Lenya and Weill settled in New York City on 10 September 1935. During the summer of 1936, Weill, Lenya, Paul Green, and Cheryl Crawford rented a house at 277 Trumbull Avenue in Nichols, Connecticut, about 2 miles (3.2 km) from Pine Brook Country Club, the summer rehearsal headquarters of the Group Theatre. Here, Green and Weill wrote the script and music for the controversial Broadway play Johnny Johnson, which was titled after the most frequently occurring name on the American casualty list of World War I. During this period, Lenya had a love affair with playwright Paul Green.
During World War II, Lenya did a number of stage performances, recordings, and radio performances, including for the Voice of America.

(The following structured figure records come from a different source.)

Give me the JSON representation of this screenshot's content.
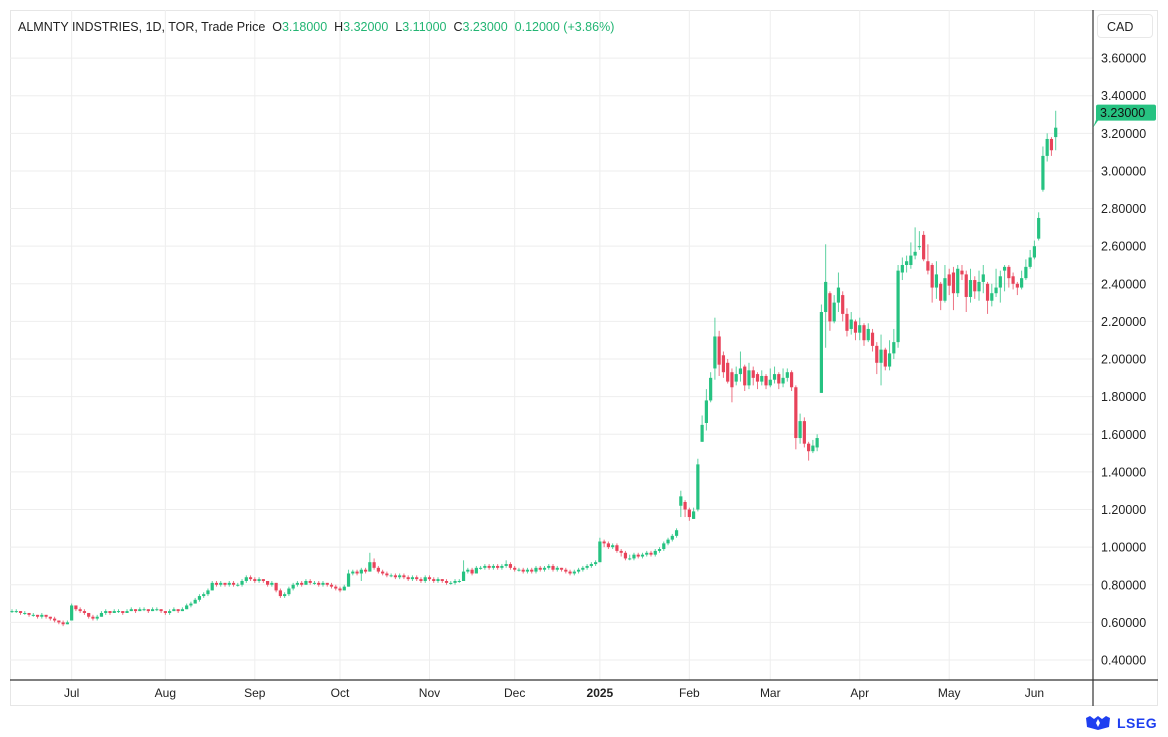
{
  "header": {
    "symbol": "ALMNTY INDSTRIES, 1D, TOR, Trade Price",
    "open_label": "O",
    "open": "3.18000",
    "high_label": "H",
    "high": "3.32000",
    "low_label": "L",
    "low": "3.11000",
    "close_label": "C",
    "close": "3.23000",
    "change": "0.12000 (+3.86%)"
  },
  "currency": "CAD",
  "brand": "LSEG",
  "colors": {
    "up": "#26c281",
    "down": "#e8435a",
    "grid": "#eeeeee",
    "axis": "#333333"
  },
  "chart_data": {
    "type": "candlestick",
    "title": "ALMNTY INDSTRIES, 1D, TOR, Trade Price",
    "ylabel": "CAD",
    "ylim": [
      0.3,
      3.75
    ],
    "y_ticks": [
      "0.40000",
      "0.60000",
      "0.80000",
      "1.00000",
      "1.20000",
      "1.40000",
      "1.60000",
      "1.80000",
      "2.00000",
      "2.20000",
      "2.40000",
      "2.60000",
      "2.80000",
      "3.00000",
      "3.20000",
      "3.40000",
      "3.60000"
    ],
    "x_ticks": [
      {
        "label": "Jul",
        "index": 14,
        "bold": false
      },
      {
        "label": "Aug",
        "index": 36,
        "bold": false
      },
      {
        "label": "Sep",
        "index": 57,
        "bold": false
      },
      {
        "label": "Oct",
        "index": 77,
        "bold": false
      },
      {
        "label": "Nov",
        "index": 98,
        "bold": false
      },
      {
        "label": "Dec",
        "index": 118,
        "bold": false
      },
      {
        "label": "2025",
        "index": 138,
        "bold": true
      },
      {
        "label": "Feb",
        "index": 159,
        "bold": false
      },
      {
        "label": "Mar",
        "index": 178,
        "bold": false
      },
      {
        "label": "Apr",
        "index": 199,
        "bold": false
      },
      {
        "label": "May",
        "index": 220,
        "bold": false
      },
      {
        "label": "Jun",
        "index": 240,
        "bold": false
      }
    ],
    "last_price": "3.23000",
    "last_value": 3.23,
    "ohlc": [
      [
        0.66,
        0.67,
        0.65,
        0.66
      ],
      [
        0.66,
        0.67,
        0.65,
        0.66
      ],
      [
        0.66,
        0.66,
        0.64,
        0.65
      ],
      [
        0.65,
        0.66,
        0.64,
        0.65
      ],
      [
        0.65,
        0.65,
        0.63,
        0.64
      ],
      [
        0.64,
        0.65,
        0.63,
        0.64
      ],
      [
        0.64,
        0.64,
        0.62,
        0.63
      ],
      [
        0.63,
        0.65,
        0.62,
        0.64
      ],
      [
        0.64,
        0.64,
        0.62,
        0.63
      ],
      [
        0.63,
        0.63,
        0.61,
        0.62
      ],
      [
        0.62,
        0.63,
        0.6,
        0.61
      ],
      [
        0.61,
        0.61,
        0.59,
        0.6
      ],
      [
        0.6,
        0.61,
        0.58,
        0.59
      ],
      [
        0.59,
        0.61,
        0.59,
        0.6
      ],
      [
        0.61,
        0.7,
        0.61,
        0.69
      ],
      [
        0.69,
        0.69,
        0.66,
        0.67
      ],
      [
        0.67,
        0.68,
        0.65,
        0.66
      ],
      [
        0.66,
        0.67,
        0.64,
        0.65
      ],
      [
        0.65,
        0.65,
        0.62,
        0.63
      ],
      [
        0.63,
        0.64,
        0.61,
        0.62
      ],
      [
        0.62,
        0.64,
        0.61,
        0.63
      ],
      [
        0.63,
        0.66,
        0.63,
        0.65
      ],
      [
        0.65,
        0.67,
        0.64,
        0.66
      ],
      [
        0.66,
        0.66,
        0.64,
        0.65
      ],
      [
        0.65,
        0.67,
        0.65,
        0.66
      ],
      [
        0.66,
        0.67,
        0.65,
        0.66
      ],
      [
        0.66,
        0.66,
        0.64,
        0.65
      ],
      [
        0.65,
        0.67,
        0.65,
        0.66
      ],
      [
        0.66,
        0.68,
        0.66,
        0.67
      ],
      [
        0.67,
        0.67,
        0.65,
        0.66
      ],
      [
        0.66,
        0.68,
        0.66,
        0.67
      ],
      [
        0.67,
        0.68,
        0.66,
        0.67
      ],
      [
        0.67,
        0.67,
        0.65,
        0.66
      ],
      [
        0.66,
        0.68,
        0.66,
        0.67
      ],
      [
        0.67,
        0.68,
        0.66,
        0.67
      ],
      [
        0.67,
        0.67,
        0.65,
        0.66
      ],
      [
        0.66,
        0.66,
        0.64,
        0.65
      ],
      [
        0.65,
        0.67,
        0.64,
        0.66
      ],
      [
        0.66,
        0.68,
        0.66,
        0.67
      ],
      [
        0.67,
        0.67,
        0.65,
        0.66
      ],
      [
        0.66,
        0.68,
        0.66,
        0.67
      ],
      [
        0.67,
        0.7,
        0.67,
        0.69
      ],
      [
        0.69,
        0.71,
        0.68,
        0.7
      ],
      [
        0.7,
        0.73,
        0.7,
        0.72
      ],
      [
        0.72,
        0.75,
        0.71,
        0.74
      ],
      [
        0.74,
        0.76,
        0.73,
        0.75
      ],
      [
        0.75,
        0.78,
        0.74,
        0.77
      ],
      [
        0.77,
        0.82,
        0.77,
        0.81
      ],
      [
        0.81,
        0.82,
        0.79,
        0.8
      ],
      [
        0.8,
        0.82,
        0.79,
        0.81
      ],
      [
        0.81,
        0.81,
        0.79,
        0.8
      ],
      [
        0.8,
        0.82,
        0.79,
        0.81
      ],
      [
        0.81,
        0.82,
        0.79,
        0.8
      ],
      [
        0.8,
        0.81,
        0.79,
        0.8
      ],
      [
        0.8,
        0.83,
        0.79,
        0.82
      ],
      [
        0.82,
        0.85,
        0.81,
        0.84
      ],
      [
        0.84,
        0.85,
        0.82,
        0.83
      ],
      [
        0.83,
        0.84,
        0.81,
        0.82
      ],
      [
        0.82,
        0.84,
        0.81,
        0.83
      ],
      [
        0.83,
        0.83,
        0.81,
        0.82
      ],
      [
        0.82,
        0.82,
        0.79,
        0.8
      ],
      [
        0.8,
        0.82,
        0.79,
        0.81
      ],
      [
        0.81,
        0.81,
        0.76,
        0.77
      ],
      [
        0.77,
        0.78,
        0.73,
        0.74
      ],
      [
        0.74,
        0.76,
        0.73,
        0.75
      ],
      [
        0.75,
        0.79,
        0.74,
        0.78
      ],
      [
        0.78,
        0.81,
        0.77,
        0.8
      ],
      [
        0.8,
        0.82,
        0.79,
        0.81
      ],
      [
        0.81,
        0.82,
        0.79,
        0.8
      ],
      [
        0.8,
        0.83,
        0.8,
        0.82
      ],
      [
        0.82,
        0.83,
        0.8,
        0.81
      ],
      [
        0.81,
        0.82,
        0.8,
        0.81
      ],
      [
        0.81,
        0.82,
        0.79,
        0.8
      ],
      [
        0.8,
        0.82,
        0.79,
        0.81
      ],
      [
        0.81,
        0.81,
        0.79,
        0.8
      ],
      [
        0.8,
        0.81,
        0.78,
        0.79
      ],
      [
        0.79,
        0.8,
        0.77,
        0.78
      ],
      [
        0.78,
        0.79,
        0.76,
        0.77
      ],
      [
        0.77,
        0.8,
        0.77,
        0.79
      ],
      [
        0.79,
        0.88,
        0.79,
        0.86
      ],
      [
        0.86,
        0.88,
        0.85,
        0.87
      ],
      [
        0.87,
        0.88,
        0.85,
        0.86
      ],
      [
        0.86,
        0.89,
        0.82,
        0.88
      ],
      [
        0.88,
        0.89,
        0.86,
        0.87
      ],
      [
        0.87,
        0.97,
        0.87,
        0.92
      ],
      [
        0.92,
        0.94,
        0.88,
        0.89
      ],
      [
        0.89,
        0.9,
        0.86,
        0.87
      ],
      [
        0.87,
        0.88,
        0.85,
        0.86
      ],
      [
        0.86,
        0.87,
        0.84,
        0.85
      ],
      [
        0.85,
        0.86,
        0.84,
        0.85
      ],
      [
        0.85,
        0.86,
        0.83,
        0.84
      ],
      [
        0.84,
        0.86,
        0.83,
        0.85
      ],
      [
        0.85,
        0.86,
        0.83,
        0.84
      ],
      [
        0.84,
        0.85,
        0.82,
        0.83
      ],
      [
        0.83,
        0.85,
        0.82,
        0.84
      ],
      [
        0.84,
        0.85,
        0.82,
        0.83
      ],
      [
        0.83,
        0.84,
        0.81,
        0.82
      ],
      [
        0.82,
        0.85,
        0.81,
        0.84
      ],
      [
        0.84,
        0.85,
        0.82,
        0.83
      ],
      [
        0.83,
        0.84,
        0.81,
        0.82
      ],
      [
        0.82,
        0.84,
        0.81,
        0.83
      ],
      [
        0.83,
        0.83,
        0.81,
        0.82
      ],
      [
        0.82,
        0.83,
        0.8,
        0.81
      ],
      [
        0.81,
        0.82,
        0.8,
        0.81
      ],
      [
        0.81,
        0.83,
        0.8,
        0.82
      ],
      [
        0.82,
        0.83,
        0.81,
        0.82
      ],
      [
        0.82,
        0.93,
        0.82,
        0.87
      ],
      [
        0.87,
        0.89,
        0.86,
        0.88
      ],
      [
        0.88,
        0.89,
        0.85,
        0.86
      ],
      [
        0.86,
        0.9,
        0.86,
        0.89
      ],
      [
        0.89,
        0.9,
        0.88,
        0.89
      ],
      [
        0.89,
        0.91,
        0.88,
        0.9
      ],
      [
        0.9,
        0.91,
        0.88,
        0.89
      ],
      [
        0.89,
        0.91,
        0.88,
        0.9
      ],
      [
        0.9,
        0.91,
        0.88,
        0.89
      ],
      [
        0.89,
        0.91,
        0.88,
        0.9
      ],
      [
        0.9,
        0.93,
        0.89,
        0.91
      ],
      [
        0.91,
        0.92,
        0.88,
        0.89
      ],
      [
        0.89,
        0.9,
        0.87,
        0.88
      ],
      [
        0.88,
        0.89,
        0.87,
        0.88
      ],
      [
        0.88,
        0.89,
        0.86,
        0.87
      ],
      [
        0.87,
        0.89,
        0.86,
        0.88
      ],
      [
        0.88,
        0.89,
        0.86,
        0.87
      ],
      [
        0.87,
        0.9,
        0.86,
        0.89
      ],
      [
        0.89,
        0.9,
        0.87,
        0.88
      ],
      [
        0.88,
        0.9,
        0.87,
        0.89
      ],
      [
        0.89,
        0.91,
        0.88,
        0.9
      ],
      [
        0.9,
        0.91,
        0.87,
        0.88
      ],
      [
        0.88,
        0.9,
        0.87,
        0.89
      ],
      [
        0.89,
        0.89,
        0.87,
        0.88
      ],
      [
        0.88,
        0.89,
        0.86,
        0.87
      ],
      [
        0.87,
        0.88,
        0.85,
        0.86
      ],
      [
        0.86,
        0.88,
        0.85,
        0.87
      ],
      [
        0.87,
        0.89,
        0.86,
        0.88
      ],
      [
        0.88,
        0.9,
        0.87,
        0.89
      ],
      [
        0.89,
        0.91,
        0.88,
        0.9
      ],
      [
        0.9,
        0.92,
        0.89,
        0.91
      ],
      [
        0.91,
        0.93,
        0.9,
        0.92
      ],
      [
        0.92,
        1.05,
        0.92,
        1.03
      ],
      [
        1.03,
        1.04,
        1.0,
        1.02
      ],
      [
        1.02,
        1.03,
        0.99,
        1.0
      ],
      [
        1.0,
        1.02,
        0.99,
        1.01
      ],
      [
        1.01,
        1.02,
        0.97,
        0.98
      ],
      [
        0.98,
        0.99,
        0.95,
        0.97
      ],
      [
        0.97,
        0.98,
        0.93,
        0.94
      ],
      [
        0.94,
        0.96,
        0.93,
        0.94
      ],
      [
        0.94,
        0.97,
        0.93,
        0.96
      ],
      [
        0.96,
        0.97,
        0.94,
        0.95
      ],
      [
        0.95,
        0.97,
        0.94,
        0.96
      ],
      [
        0.96,
        0.98,
        0.95,
        0.97
      ],
      [
        0.97,
        0.98,
        0.95,
        0.96
      ],
      [
        0.96,
        0.99,
        0.95,
        0.98
      ],
      [
        0.98,
        1.0,
        0.97,
        0.99
      ],
      [
        0.99,
        1.03,
        0.98,
        1.02
      ],
      [
        1.02,
        1.05,
        1.01,
        1.04
      ],
      [
        1.04,
        1.07,
        1.03,
        1.06
      ],
      [
        1.06,
        1.1,
        1.05,
        1.09
      ],
      [
        1.22,
        1.3,
        1.16,
        1.27
      ],
      [
        1.24,
        1.25,
        1.16,
        1.2
      ],
      [
        1.2,
        1.21,
        1.14,
        1.16
      ],
      [
        1.15,
        1.21,
        1.15,
        1.19
      ],
      [
        1.2,
        1.47,
        1.19,
        1.44
      ],
      [
        1.56,
        1.7,
        1.56,
        1.65
      ],
      [
        1.66,
        1.84,
        1.62,
        1.78
      ],
      [
        1.78,
        1.93,
        1.77,
        1.9
      ],
      [
        1.95,
        2.22,
        1.89,
        2.12
      ],
      [
        2.12,
        2.15,
        1.91,
        1.97
      ],
      [
        2.02,
        2.04,
        1.9,
        1.93
      ],
      [
        1.98,
        2.0,
        1.87,
        1.88
      ],
      [
        1.93,
        1.95,
        1.77,
        1.85
      ],
      [
        1.88,
        1.96,
        1.86,
        1.92
      ],
      [
        1.92,
        2.04,
        1.88,
        1.95
      ],
      [
        1.96,
        1.97,
        1.83,
        1.86
      ],
      [
        1.86,
        1.98,
        1.84,
        1.94
      ],
      [
        1.94,
        1.96,
        1.86,
        1.9
      ],
      [
        1.92,
        1.93,
        1.84,
        1.88
      ],
      [
        1.88,
        1.94,
        1.86,
        1.91
      ],
      [
        1.91,
        1.92,
        1.84,
        1.86
      ],
      [
        1.86,
        1.95,
        1.85,
        1.89
      ],
      [
        1.89,
        1.96,
        1.87,
        1.92
      ],
      [
        1.92,
        1.93,
        1.84,
        1.87
      ],
      [
        1.87,
        1.95,
        1.85,
        1.9
      ],
      [
        1.9,
        1.95,
        1.88,
        1.93
      ],
      [
        1.93,
        1.94,
        1.83,
        1.85
      ],
      [
        1.85,
        1.86,
        1.52,
        1.58
      ],
      [
        1.58,
        1.71,
        1.55,
        1.67
      ],
      [
        1.67,
        1.69,
        1.53,
        1.55
      ],
      [
        1.55,
        1.56,
        1.46,
        1.51
      ],
      [
        1.51,
        1.57,
        1.5,
        1.54
      ],
      [
        1.53,
        1.6,
        1.51,
        1.58
      ],
      [
        1.82,
        2.29,
        1.82,
        2.25
      ],
      [
        2.25,
        2.61,
        2.06,
        2.41
      ],
      [
        2.35,
        2.36,
        2.15,
        2.2
      ],
      [
        2.2,
        2.34,
        2.19,
        2.3
      ],
      [
        2.3,
        2.46,
        2.25,
        2.38
      ],
      [
        2.34,
        2.36,
        2.2,
        2.24
      ],
      [
        2.24,
        2.27,
        2.12,
        2.15
      ],
      [
        2.16,
        2.25,
        2.13,
        2.21
      ],
      [
        2.2,
        2.21,
        2.1,
        2.14
      ],
      [
        2.14,
        2.22,
        2.1,
        2.18
      ],
      [
        2.18,
        2.19,
        2.07,
        2.1
      ],
      [
        2.1,
        2.19,
        2.09,
        2.16
      ],
      [
        2.14,
        2.16,
        2.04,
        2.07
      ],
      [
        2.07,
        2.09,
        1.92,
        1.98
      ],
      [
        1.98,
        2.13,
        1.86,
        2.05
      ],
      [
        2.05,
        2.06,
        1.94,
        1.96
      ],
      [
        1.96,
        2.1,
        1.94,
        2.03
      ],
      [
        2.03,
        2.16,
        2.0,
        2.09
      ],
      [
        2.09,
        2.5,
        2.06,
        2.47
      ],
      [
        2.46,
        2.54,
        2.42,
        2.5
      ],
      [
        2.5,
        2.55,
        2.46,
        2.52
      ],
      [
        2.5,
        2.62,
        2.48,
        2.55
      ],
      [
        2.55,
        2.7,
        2.53,
        2.57
      ],
      [
        2.6,
        2.68,
        2.58,
        2.6
      ],
      [
        2.66,
        2.68,
        2.52,
        2.53
      ],
      [
        2.52,
        2.61,
        2.45,
        2.47
      ],
      [
        2.5,
        2.51,
        2.3,
        2.38
      ],
      [
        2.38,
        2.52,
        2.32,
        2.45
      ],
      [
        2.4,
        2.41,
        2.26,
        2.31
      ],
      [
        2.31,
        2.5,
        2.3,
        2.43
      ],
      [
        2.45,
        2.48,
        2.34,
        2.39
      ],
      [
        2.46,
        2.49,
        2.26,
        2.35
      ],
      [
        2.35,
        2.5,
        2.33,
        2.48
      ],
      [
        2.47,
        2.5,
        2.42,
        2.45
      ],
      [
        2.45,
        2.47,
        2.25,
        2.33
      ],
      [
        2.33,
        2.48,
        2.3,
        2.42
      ],
      [
        2.42,
        2.44,
        2.32,
        2.36
      ],
      [
        2.36,
        2.47,
        2.31,
        2.41
      ],
      [
        2.41,
        2.5,
        2.35,
        2.45
      ],
      [
        2.4,
        2.41,
        2.24,
        2.31
      ],
      [
        2.31,
        2.4,
        2.28,
        2.35
      ],
      [
        2.35,
        2.48,
        2.33,
        2.38
      ],
      [
        2.38,
        2.47,
        2.3,
        2.44
      ],
      [
        2.47,
        2.5,
        2.36,
        2.49
      ],
      [
        2.49,
        2.5,
        2.38,
        2.43
      ],
      [
        2.44,
        2.46,
        2.37,
        2.4
      ],
      [
        2.4,
        2.41,
        2.34,
        2.38
      ],
      [
        2.38,
        2.47,
        2.37,
        2.43
      ],
      [
        2.43,
        2.53,
        2.42,
        2.49
      ],
      [
        2.49,
        2.58,
        2.48,
        2.54
      ],
      [
        2.54,
        2.63,
        2.53,
        2.6
      ],
      [
        2.64,
        2.78,
        2.63,
        2.75
      ],
      [
        2.9,
        3.13,
        2.89,
        3.08
      ],
      [
        3.08,
        3.2,
        3.05,
        3.17
      ],
      [
        3.17,
        3.18,
        3.08,
        3.11
      ],
      [
        3.18,
        3.32,
        3.11,
        3.23
      ]
    ]
  }
}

After a badly received part in her husband's musical The Firebrand of Florence in 1945 in New York, she withdrew from the stage. After Weill's death in 1950, she was coaxed back to the stage. She appeared on Broadway in Barefoot in Athens and married editor George Davis.
Late career
In 1956, she won a Tony Award for her role as Jenny in Marc Blitzstein's English version of The Threepenny Opera, the only time an off-Broadway performance has been so honored. Lenya went on to record a number of songs from her time in Berlin, as well as songs from the American stage. Her voice had deepened with age. When she was to sing the soprano parts in Rise and Fall of the City of Mahagonny and The Seven Deadly Sins, the music needed transposition to substantially lower keys.

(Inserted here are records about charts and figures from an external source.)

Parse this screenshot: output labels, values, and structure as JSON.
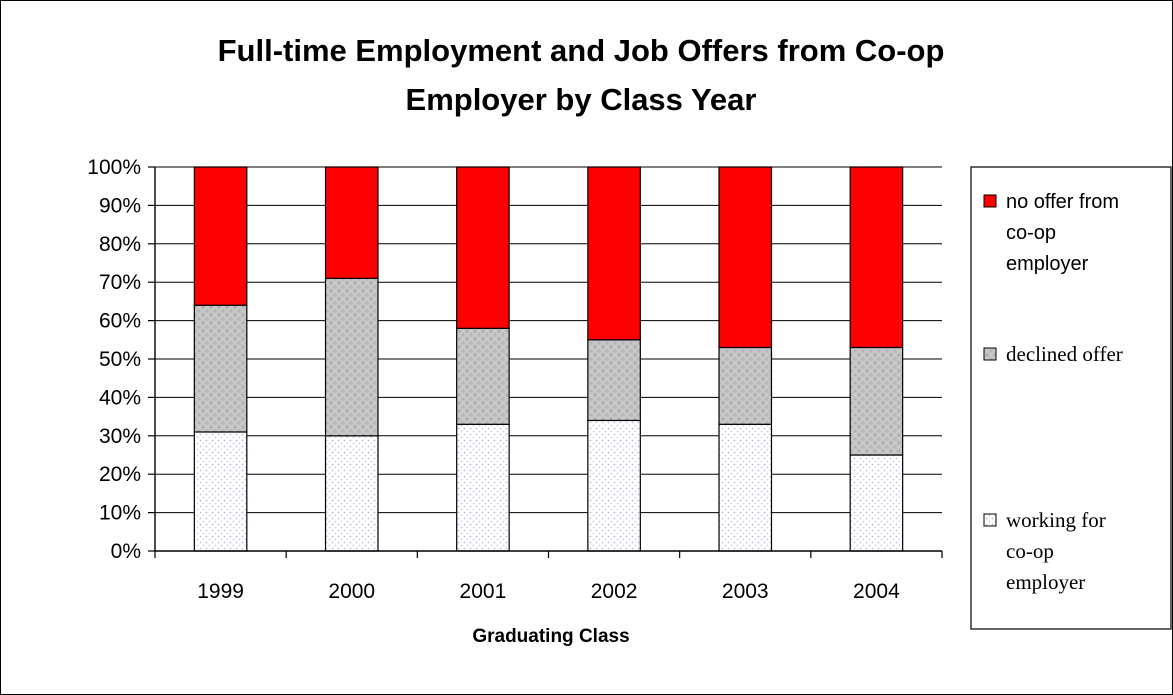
{
  "chart_data": {
    "type": "bar",
    "stacked": true,
    "title_lines": [
      "Full-time Employment and Job Offers from Co-op",
      "Employer by Class Year"
    ],
    "xlabel": "Graduating Class",
    "ylabel": "",
    "ylim": [
      0,
      100
    ],
    "y_ticks": [
      "0%",
      "10%",
      "20%",
      "30%",
      "40%",
      "50%",
      "60%",
      "70%",
      "80%",
      "90%",
      "100%"
    ],
    "categories": [
      "1999",
      "2000",
      "2001",
      "2002",
      "2003",
      "2004"
    ],
    "series": [
      {
        "name": "working for co-op employer",
        "legend_lines": [
          "working for",
          "co-op",
          "employer"
        ],
        "color": "#ffffff",
        "pattern": "dotted",
        "values": [
          31,
          30,
          33,
          34,
          33,
          25
        ]
      },
      {
        "name": "declined offer",
        "legend_lines": [
          "declined offer"
        ],
        "color": "#c0c0c0",
        "pattern": "textured",
        "values": [
          33,
          41,
          25,
          21,
          20,
          28
        ]
      },
      {
        "name": "no offer from co-op employer",
        "legend_lines": [
          "no offer from",
          "co-op",
          "employer"
        ],
        "color": "#ff0000",
        "pattern": "solid",
        "values": [
          36,
          29,
          42,
          45,
          47,
          47
        ]
      }
    ],
    "grid": true,
    "legend_position": "right"
  }
}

Sprechstimme was used in some famous songs in the Brecht-Weill plays, but now Lenya used it even more to compensate for the shortcomings of her voice. Lenya was aware of this as a problem; in other contexts, she was very careful about fully respecting her late husband's score.
She founded the Kurt Weill Foundation for Music, to administer incomes and issues regarding rights, and to spread knowledge about Weill's work. She was present in the studio when Louis Armstrong recorded Brecht-Weill's "Mack the Knife". Armstrong improvised the line "Look out for Miss Lotte Lenya!" and added her name to the list of Mack's female conquests in the song.
Her role as Vivien Leigh's earthy friend Contessa Magda Terribili-Gonzales in the screen version of Tennessee Williams' The Roman Spring of Mrs. Stone (1961) brought Lenya Academy Award and Golden Globe nominations as Best Supporting Actress. In 1963, she was cast as the SPECTRE agent Rosa Klebb in the James Bond movie From Russia with Love starring Sean Connery and Robert Shaw.
In 1966, Lenya originated the role of Fräulein Schneider in the original Broadway cast of the musical Cabaret. Kander and Ebb's score was considered by some to be inspired by Weill's music. In 1979, two years before her death, Lotte Lenya was inducted into the American Theater Hall of Fame.